Lorde stays grounded with simple beats and strong lyrics in “Pure Heroine.”  (Photo provided by huffingtonpost.com)
Lorde stays grounded with simple beats and strong lyrics in “Pure Heroine.” (Photo provided by huffingtonpost.com)

When Ella Yelich-O’Connor, otherwise known as Lorde, released her debut EP late last year, her expectations of success were rather low. But after creating her surprise-hit “Royals,” Lorde has slowly become an international superstar. Now, at the age of 16, the young New Zealander will be releasing her first full album.

Containing eight new songs as well as smash-hits “Royals” and “Tennis Courts,” “Pure Heroine” will certainly further Lorde’s success in the music industry. After becoming the first female in 17 years to top the Billboard alternative charts, Lorde’s future as a singer is bright.

From the get-go, Lorde’s album goes straight to the electro-pop sound that she has begun to develop. “Pure Heroine” is a unique mix of sounds and vocals which is all Lorde needs to gain attention.

The album begins with “Tennis Courts,” and by combining her Lana Del Rey-esque vocals with a simple beat, Lorde is effective in creating a strong start to an even stronger album. Through the use of intricate, yet somehow simple lyrics, listeners will be drawn to the singer’s addictive voice.

In her viral hit “Royals,” Lorde once again shows her originality. “Royals” is a song that is meant to criticize the pop life that many stars experience.  It draws on Lorde’s humble beginnings in a small town, while reflecting on the stupidity and over-the-top luxuries of pop culture.

“Team,” which acts as the lead single of the album, is an upbeat tune that acts as an ode to togetherness. Using her signature simple beats, as well as her sweet songbird-like voice, Lorde is successful in creating a song that is somehow both youthful and mature.

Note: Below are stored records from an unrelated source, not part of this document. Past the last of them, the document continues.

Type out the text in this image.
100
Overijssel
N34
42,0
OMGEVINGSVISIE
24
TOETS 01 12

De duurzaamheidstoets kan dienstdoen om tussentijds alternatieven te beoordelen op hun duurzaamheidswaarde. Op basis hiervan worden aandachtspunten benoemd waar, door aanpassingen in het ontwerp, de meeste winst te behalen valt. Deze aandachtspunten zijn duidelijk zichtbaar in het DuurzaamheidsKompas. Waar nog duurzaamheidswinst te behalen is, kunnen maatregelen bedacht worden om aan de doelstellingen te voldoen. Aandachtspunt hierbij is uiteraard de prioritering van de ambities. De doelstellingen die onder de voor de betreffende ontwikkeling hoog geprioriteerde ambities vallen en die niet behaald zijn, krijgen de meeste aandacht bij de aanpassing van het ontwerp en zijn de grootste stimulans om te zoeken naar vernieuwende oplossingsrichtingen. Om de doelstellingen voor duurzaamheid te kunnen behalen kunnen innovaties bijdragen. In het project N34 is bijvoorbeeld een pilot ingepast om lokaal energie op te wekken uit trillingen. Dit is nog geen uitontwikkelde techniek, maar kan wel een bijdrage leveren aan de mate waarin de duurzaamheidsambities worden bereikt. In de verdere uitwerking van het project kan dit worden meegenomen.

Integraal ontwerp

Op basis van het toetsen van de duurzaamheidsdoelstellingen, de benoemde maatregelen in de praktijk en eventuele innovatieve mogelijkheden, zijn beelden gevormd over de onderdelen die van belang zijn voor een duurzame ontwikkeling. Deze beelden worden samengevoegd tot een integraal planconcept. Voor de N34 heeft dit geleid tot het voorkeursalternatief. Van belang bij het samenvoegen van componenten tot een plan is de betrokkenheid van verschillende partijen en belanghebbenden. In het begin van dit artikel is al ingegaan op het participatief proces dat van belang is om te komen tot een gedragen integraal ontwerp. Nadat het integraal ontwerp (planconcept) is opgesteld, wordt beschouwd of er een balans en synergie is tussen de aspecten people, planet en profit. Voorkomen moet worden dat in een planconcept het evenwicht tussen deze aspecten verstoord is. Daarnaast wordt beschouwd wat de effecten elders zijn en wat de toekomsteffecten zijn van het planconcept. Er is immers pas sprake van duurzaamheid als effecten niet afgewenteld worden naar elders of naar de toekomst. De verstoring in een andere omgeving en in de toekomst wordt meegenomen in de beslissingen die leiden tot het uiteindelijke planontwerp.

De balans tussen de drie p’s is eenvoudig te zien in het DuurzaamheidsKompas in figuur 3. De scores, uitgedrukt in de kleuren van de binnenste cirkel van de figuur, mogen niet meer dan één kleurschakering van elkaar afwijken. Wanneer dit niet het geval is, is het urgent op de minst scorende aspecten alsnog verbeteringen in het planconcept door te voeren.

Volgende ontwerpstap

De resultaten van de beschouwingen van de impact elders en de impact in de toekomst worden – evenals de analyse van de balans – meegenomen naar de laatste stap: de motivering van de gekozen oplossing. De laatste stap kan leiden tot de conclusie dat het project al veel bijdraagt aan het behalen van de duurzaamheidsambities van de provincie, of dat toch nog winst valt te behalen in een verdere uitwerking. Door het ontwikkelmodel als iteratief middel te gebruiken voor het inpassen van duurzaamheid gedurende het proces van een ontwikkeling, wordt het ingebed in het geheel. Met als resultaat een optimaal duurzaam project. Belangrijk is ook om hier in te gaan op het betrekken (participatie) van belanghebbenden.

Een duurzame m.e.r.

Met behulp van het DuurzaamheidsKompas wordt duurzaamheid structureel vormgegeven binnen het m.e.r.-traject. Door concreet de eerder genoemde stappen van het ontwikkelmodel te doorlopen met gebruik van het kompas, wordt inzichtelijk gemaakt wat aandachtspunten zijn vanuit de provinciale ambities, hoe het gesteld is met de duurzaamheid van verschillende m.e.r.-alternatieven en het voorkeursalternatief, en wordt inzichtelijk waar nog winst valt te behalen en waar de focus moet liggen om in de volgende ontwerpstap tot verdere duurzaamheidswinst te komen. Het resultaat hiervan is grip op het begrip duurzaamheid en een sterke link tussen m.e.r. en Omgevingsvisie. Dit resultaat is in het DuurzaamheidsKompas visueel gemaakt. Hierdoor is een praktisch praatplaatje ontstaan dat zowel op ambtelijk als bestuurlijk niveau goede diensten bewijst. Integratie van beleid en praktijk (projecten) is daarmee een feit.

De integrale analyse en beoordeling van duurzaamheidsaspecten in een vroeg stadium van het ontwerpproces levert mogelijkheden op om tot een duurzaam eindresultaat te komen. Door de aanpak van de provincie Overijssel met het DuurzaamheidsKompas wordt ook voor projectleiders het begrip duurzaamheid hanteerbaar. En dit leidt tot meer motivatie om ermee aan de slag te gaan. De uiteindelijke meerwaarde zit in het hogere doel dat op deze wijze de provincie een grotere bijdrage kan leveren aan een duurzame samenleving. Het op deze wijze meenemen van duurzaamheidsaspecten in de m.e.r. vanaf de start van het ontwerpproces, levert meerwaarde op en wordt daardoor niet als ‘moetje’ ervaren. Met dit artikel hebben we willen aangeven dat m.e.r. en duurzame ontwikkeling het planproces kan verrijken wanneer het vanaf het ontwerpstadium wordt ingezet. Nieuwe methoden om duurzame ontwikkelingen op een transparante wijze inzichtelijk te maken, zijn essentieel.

One of the album’s greatest tracks is “Glory And Gore.” Using low base snaps and vibrations, Lorde turns an otherwise dark alternative track into something that could ultimately be heard in a nightclub.

Other tracks include “White Teeth Teens,” which offers a roller coaster of melody, as Lorde quickly goes from quiet, low rhythms to fast-paced, upbeat vocals. Harping on the fact that she is unlike other superficial teens, Lorde quickly proves that she does not want to assimilate with social norms.

Perhaps the only setback of Lorde’s album is that in some small quantity, it is repetitive. But, even if the songs may sometimes sound similar, her music is so unlike most musicians that the sameness that exists in some of the songs sounds more like a musical movement, rather than a repetitive drag.

Lorde’s album is captivating. Its originality, combined with the young age of the artist, truly shows just how talented Lorde is. Her album can be unique and her ability to craft lyrics that are not only relatable, but also complex, are key to what gives her so much potential. Even at moments when there is slight repetitiveness, Lorde is able to differentiate herself from other artists. Perhaps she will be the one to lead pop music into a different, more specialized direction.